Following the commissioning of the SPS in 1975 and when the two laboratories were merged into one, Paul became a member of the Radiation Protection group. There, he had two roles: the first as a radiation protection officer in the underground areas, where access and personnel protection issues were of crucial importance; and the second testing the radioresistance of many different types of materials. Thanks to his detailed analyses and shrewd interpretation of the results, he became a recognised expert in the field - a recognition that extended far beyond the boundaries of CERN. He wrote many reports and co-authored several volumes of the CERN "yellow reports" issued as a catalogue on the radioresistance of materials and which continue to serve as reference works today.
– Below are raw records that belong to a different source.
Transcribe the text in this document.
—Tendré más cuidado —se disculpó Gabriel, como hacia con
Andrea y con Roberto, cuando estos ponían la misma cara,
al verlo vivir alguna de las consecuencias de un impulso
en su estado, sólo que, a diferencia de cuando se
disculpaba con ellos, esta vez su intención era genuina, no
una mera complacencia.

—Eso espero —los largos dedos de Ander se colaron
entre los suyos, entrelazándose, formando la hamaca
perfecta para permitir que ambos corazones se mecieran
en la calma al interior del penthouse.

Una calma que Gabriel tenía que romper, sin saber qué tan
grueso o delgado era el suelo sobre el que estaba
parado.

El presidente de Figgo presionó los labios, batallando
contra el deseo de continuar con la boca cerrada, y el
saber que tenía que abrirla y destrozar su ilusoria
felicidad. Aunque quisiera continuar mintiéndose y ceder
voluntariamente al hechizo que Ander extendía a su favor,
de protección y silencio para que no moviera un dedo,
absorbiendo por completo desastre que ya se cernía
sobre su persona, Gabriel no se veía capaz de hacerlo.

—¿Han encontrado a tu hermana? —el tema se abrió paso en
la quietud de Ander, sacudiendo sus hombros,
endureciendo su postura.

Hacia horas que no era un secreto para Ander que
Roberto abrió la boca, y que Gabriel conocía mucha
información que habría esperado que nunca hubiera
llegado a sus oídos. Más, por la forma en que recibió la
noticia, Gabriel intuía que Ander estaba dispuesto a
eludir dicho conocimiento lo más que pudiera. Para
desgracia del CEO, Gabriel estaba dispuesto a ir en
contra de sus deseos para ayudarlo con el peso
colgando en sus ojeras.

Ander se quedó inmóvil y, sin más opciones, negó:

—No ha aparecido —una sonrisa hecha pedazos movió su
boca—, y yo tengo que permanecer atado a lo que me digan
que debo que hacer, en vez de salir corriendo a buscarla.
In July 1988 Paul had a career change and joined the General and Electrical Safety group as a general safety inspector. Once again, he became an expert in two fields: those of safety inspection and applied ergonomics. He developed the latter field in collaboration with the Medical Service as ergonomics and the problems of working on VDUs increasingly became a focus of public attention. In addition, once the highly complex assemblies needed for the LEP had been received and commissioned, the issue of noise in the workplace and the environment needed to be addressed. Paul's work in this field made a decisive contribution to reducing noise pollution.
Paul retired in December 2004. After fewer than 8 years of retirement, he has left us much too early. We will remember him as a vivacious and dynamic colleague who worked quickly, independently and efficiently. We, his former colleagues, are deeply saddened by his untimely death and would like to convey our deepest sympathy to his family and close friends.